Ethiopie: Le Premier ministre éthiopien Abiy (Nobel de la Paix) à la tête de l’armée
Les Occidentaux appellent leurs ressortissants à quitter le pays
Presse-Net (AFP)
Le Premier ministre éthiopien Abiy Ahmed s’est rendu mercredi au front où il dirige la « contre-offensive » contre les rebelles venus de la région du Tigré, selon un média d’Etat, suscitant des appels internationaux à un cessez-le-feu dans cette guerre qui s’intensifie.
« Il n’y a pas de solution militaire au conflit en Ethiopie », a martelé mercredi soir un porte-parole du département d’État américain, exhortant les parties « à s’abstenir de toute rhétorique incendiaire et belliqueuse » et « à faire preuve de retenue ».
Le secrétaire général de l’ONU, Antonio Guterres, en visite en Colombie, a lui lancé un « appel urgent » à un « cessez-le-feu immédiat et inconditionnel afin de sauver » le pays, après plus d’un an d’un conflit marqué par le spectre de la famine.
M. Abiy, prix Nobel de la paix 2019, « mène maintenant la contre-offensive » et « dirige le champ de bataille depuis hier », a rapporté Fana Broadcasting Corporate, affirmant qu’à Addis Abeba le vice-Premier ministre Demeke Mekonnen gère désormais les « affaires courantes ».
Il n’était pas possible de savoir exactement où se trouvait M. Abiy, un ancien opérateur radio de l’armée devenu lieutenant-colonel. Fana n’a pas diffusé d’images de lui sur le terrain.
De retour d’une nouvelle mission à Addis Abeba, l’émissaire américain pour la Corne de l’Afrique, Jeffrey Feltman, avait fait état mardi de « progrès naissants » en vue d’un règlement diplomatique du conflit. Mais il a prévenu que « l’escalade » militaire risquait de les rendre vains.
La guerre a démarré au Tigré en novembre 2020 lorsque M. Abiy y a envoyé l’armée fédérale afin d’en destituer les autorités, issues du Front de libération du Tigré (TPLF), qui défiaient son autorité et qu’il accusait d’avoir attaqué des bases militaires.
M. Abiy avait proclamé la victoire trois semaines plus tard, après la prise de la capitale régionale Mekele.
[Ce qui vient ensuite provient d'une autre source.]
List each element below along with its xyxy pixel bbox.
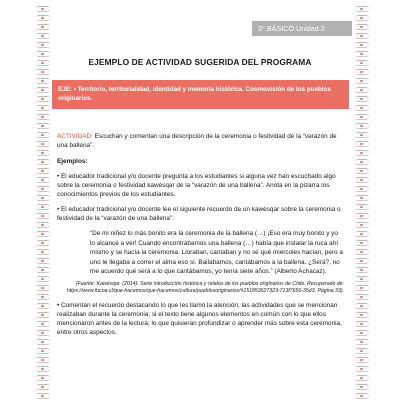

Mais, en juin, le TPLF a repris l’essentiel du Tigré et poursuivi son offensive dans les régions voisines de l’Amhara et de l’Afar.
Cette semaine, le TPLF a affirmé contrôler Shewa Robit, à 220 km au nord-est d’Addis Abeba.
Mercredi, des centaines de nouvelles recrues de l’armée, incitées par M. Abiy à « rejoindre la campagne de survie » selon Fana, ont participé à une cérémonie à Addis Abeba.
Parmi ceux qui ont promis de se battre figure le marathonien et médaillé olympique Feyisa Lilesa, qui a déclaré que l’avancée des rebelles représentait une « grande opportunité » de défendre le pays. « Quand un pays est profané, c’est impossible pour moi de ne pas bouger et de juste regarder », a-t-il dit à un autre média officiel, Ethiopian BC.
Aux Jeux de Rio en 2016, M. Feyisa avait fait la Une en franchissant la ligne d’arrivée du marathon les bras levés et en croix – un geste de solidarité avec son peuple oromo, dont les manifestations contre le pouvoir, alors de longue date aux mains du TPLF, subissaient une forte répression.
Le gouvernement continue d’affirmer que la progression du TPLF est exagérée, dénonçant une couverture médiatique sensationnaliste et des recommandations sécuritaires d’ambassades jugées alarmistes.
L’ONU a exprimé mercredi son inquiétude après des informations faisant état de déplacements d e populations de grande ampleur dans l’ouest du Tigré, où Washington a déjà mis en garde contre un nettoyage ethnique.
Ces déplacements se feraient depuis une zone frontalière du Soudan et de l’Erythrée, a indiqué le Haut Commissariat aux réfugiés. Les autorités zonales du Tigré ont fait état de 8.000 nouvelles arrivées, pouvant même aller jusqu’à 20.000, mais ces chiffres n’ont pu être confirmés dans l’immédiat.
Faisant état d’une « détérioration » rapide de la situation. la France, l’Italie, l’Allemagne, l’Irlande et les Etats-Unis ont émis des appels à leurs ressortissants à quitter « immédiatement » l’Ethiopie. Washington, Londres et l’Union européenne ont également retiré leur personnel non-essentiel tandis que l’ONU va évacuer d’ici à jeudi les familles de ses employés internationaux.